Deutsche Welle Global Media Forum 2017

Identity is in the eye of the beholder: The Mirror Project

Text by Irene Dominioni
Illustration and photo from project website: www.the-mirror-project.org

On a screen, a young woman is portrayed in close-up, indistinct background. Her name is Hanna, she is 22 years old and she is half Kurdish and half Arabic from Iraq. She is being interviewed for an activity called “The Mirror Project”, but nobody else is in the room, just her and her reflection.

“Tell us about a difficult situation you were in”, asks the paper that she is holding in her hand. “Uhm…” she sighs. “I had a difficult childhood, it’s hard to be raised without a father in our society. Also, when I was 5 I saw a dog eating a dead body in the street, and that shocked me. Now I have grown up and I have seen many dead bodies”.

The interview goes on with a few simple, but straightforward questions: tell us about the important things in your life, what is your current situation and how do you feel about it. Hanna answers to every question calmly, but with a firm tone. Sometimes, her eyes get watery as she speaks. At the end, the last paper states “Look into the mirror and imagine your future”. She stares, letting the viewer on the other side imagine what she is thinking – dreams, fears, possibilities.

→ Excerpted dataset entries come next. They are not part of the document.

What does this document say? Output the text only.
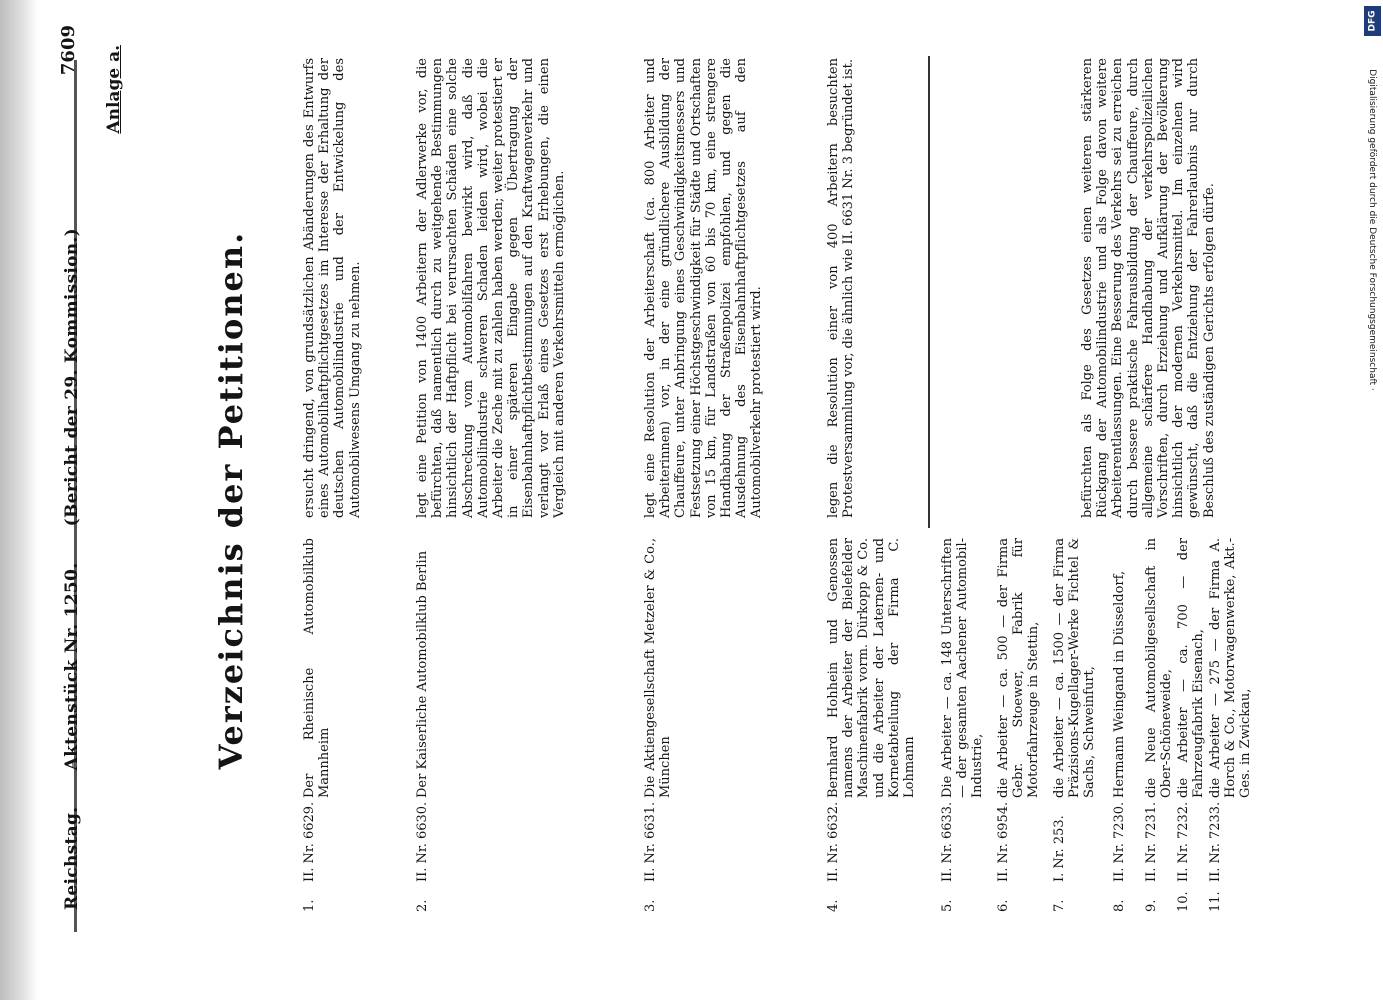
Reichstag. Aktenstück Nr. 1250. (Bericht der 29. Kommission.)
7609 Anlage a.
Verzeichnis der Petitionen.
1.
II. Nr. 6629.
Der Rheinische Automobilklub Mannheim
ersucht dringend, von grundsätzlichen Abänderungen des Entwurfs eines Automobilhaftpflichtgesetzes im Interesse der Erhaltung der deutschen Automobilindustrie und der Entwickelung des Automobilwesens Umgang zu nehmen.
2.
II. Nr. 6630.
Der Kaiserliche Automobilklub Berlin
legt eine Petition von 1400 Arbeitern der Adlerwerke vor, die befürchten, daß namentlich durch zu weitgehende Bestimmungen hinsichtlich der Haftpflicht bei verursachten Schäden eine solche Abschreckung vom Automobilfahren bewirkt wird, daß die Automobilindustrie schweren Schaden leiden wird, wobei die Arbeiter die Zeche mit zu zahlen haben werden; weiter protestiert er in einer späteren Eingabe gegen Übertragung der Eisenbahnhaftpflichtbestimmungen auf den Kraftwagenverkehr und verlangt vor Erlaß eines Gesetzes erst Erhebungen, die einen Vergleich mit anderen Verkehrsmitteln ermöglichen.
3.
II. Nr. 6631.
Die Aktiengesellschaft Metzeler & Co., München
legt eine Resolution der Arbeiterschaft (ca. 800 Arbeiter und Arbeiterinnen) vor, in der eine gründlichere Ausbildung der Chauffeure, unter Anbringung eines Geschwindigkeitsmessers und Festsetzung einer Höchstgeschwindigkeit für Städte und Ortschaften von 15 km, für Landstraßen von 60 bis 70 km, eine strengere Handhabung der Straßenpolizei empfohlen, und gegen die Ausdehnung des Eisenbahnhaftpflichtgesetzes auf den Automobilverkehr protestiert wird.
4.
II. Nr. 6632.
Bernhard Hohhein und Genossen namens der Arbeiter der Bielefelder Maschinenfabrik vorm. Dürkopp & Co. und die Arbeiter der Laternen- und Kornetabteilung der Firma C. Lohmann
legen die Resolution einer von 400 Arbeitern besuchten Protestversammlung vor, die ähnlich wie II. 6631 Nr. 3 begründet ist.
5.
II. Nr. 6633.
Die Arbeiter — ca. 148 Unterschriften — der gesamten Aachener Automobil-Industrie,
6.
II. Nr. 6954.
die Arbeiter — ca. 500 — der Firma Gebr. Stoewer, Fabrik für Motorfahrzeuge in Stettin,
7.
I. Nr. 253.
die Arbeiter — ca. 1500 — der Firma Präzisions-Kugellager-Werke Fichtel & Sachs, Schweinfurt,
8.
II. Nr. 7230.
Hermann Weingand in Düsseldorf,
9.
II. Nr. 7231.
die Neue Automobilgesellschaft in Ober-Schöneweide,
10.
II. Nr. 7232.
die Arbeiter — ca. 700 — der Fahrzeugfabrik Eisenach,
11.
II. Nr. 7233.
die Arbeiter — 275 — der Firma A. Horch & Co., Motorwagenwerke, Akt.-Ges. in Zwickau,
befürchten als Folge des Gesetzes einen weiteren stärkeren Rückgang der Automobilindustrie und als Folge davon weitere Arbeiterentlassungen. Eine Besserung des Verkehrs sei zu erreichen durch bessere praktische Fahrausbildung der Chauffeure, durch allgemeine schärfere Handhabung der verkehrspolizeilichen Vorschriften, durch Erziehung und Aufklärung der Bevölkerung hinsichtlich der modernen Verkehrsmittel. Im einzelnen wird gewünscht, daß die Entziehung der Fahrerlaubnis nur durch Beschluß des zuständigen Gerichts erfolgen dürfe.
DFG
Digitalisierung gefördert durch die Deutsche Forschungsgemeinschaft ·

“The Mirror Project” is a creation of Kevin McElvaney, a German photographer who has worked, among others, for Vice, Wired, The Atlantic, Al Jazeera and the BBC. The project was developed in December 2016 and it entails 11 interviews carried out in various regions of Iraq, this country being chosen with the intent of showing different sides of life there other than war. The setting is very simple, a space in a church, a tent in a refugee camp or a room in a military base, lights and a chair. The only necessary condition is for the interviewee to be alone. Personal questions are asked, and some people have a hard time looking directly at themselves. “Even if you ask simple things, it’s quite unique that they look in the mirror and talk to themselves, literally. The mirror is a psychological element somehow” Kevin tells Orange Magazine during the Deutsche Welle Global Media Forum.

The final moment and the question about imagining one’s future is what accounts best for the capacity to deliver emotions through simple observation of expressions and eye movements. The idea draws on a theory by the psychologist Arthur Aron, who believed that an eye contact of 4 minutes between strangers would establish a connection and fundamentally change the way people look at each other.

At the Global Media Forum, Kevin is showcasing the project, and also replicating the experiment live with the participants that stop by, as they go back and forth in the corridor, between the rooms where the panels take place. “The questions asked are similar and the technique is the same” he tells Orange Magazine, “but it taps into the themes of the Forum, identity and diversity”.

About 20 people have taken part into the experiment here at the Deutsche Welle building in Bonn. “The good thing about this project is that you can adapt the idea to other places. It would be interesting to do the interviews with the same people a few years later, or maybe in other crisis areas. Sometimes people don’t feel comfortable or are too shy to do it” Kevin says, “but if they do eventually, they are usually happy of having had the opportunity to experience something like this. Even though the questions are simple, you dig deep at the same time. So if the question “who are you” is relatively simple and people normally answer by saying their name and age, asking an open question like “what are you?” can be more challenging and people could answer by stating what their profession is, or by saying “a mother”, for example”.

“When I was a child, I wanted to be a hero”, says Hanna from the screen. Maybe it’s because of her eyes, wide and kind, or because of the way she puts her dark and wavy hair behind her ear. Perhaps it’s the smile or the way she raises her eyebrows while she speaks. Maybe it was just a matter of minutes, like Arthur Aron says. But, at the end, you feel that Hanna is one of those good people that you would always want to have around. She has become a friend. “I don’t have superpowers, that’s true, but it’s enough when I can make people happy”, she ends. She is not aware of it, but, somewhere far away, she has touched an interlocutor that she cannot even see. And delivered a message: that as long as we look into each other’s eyes, accepting and enjoying what makes us all different – and yet all humans – will always be possible.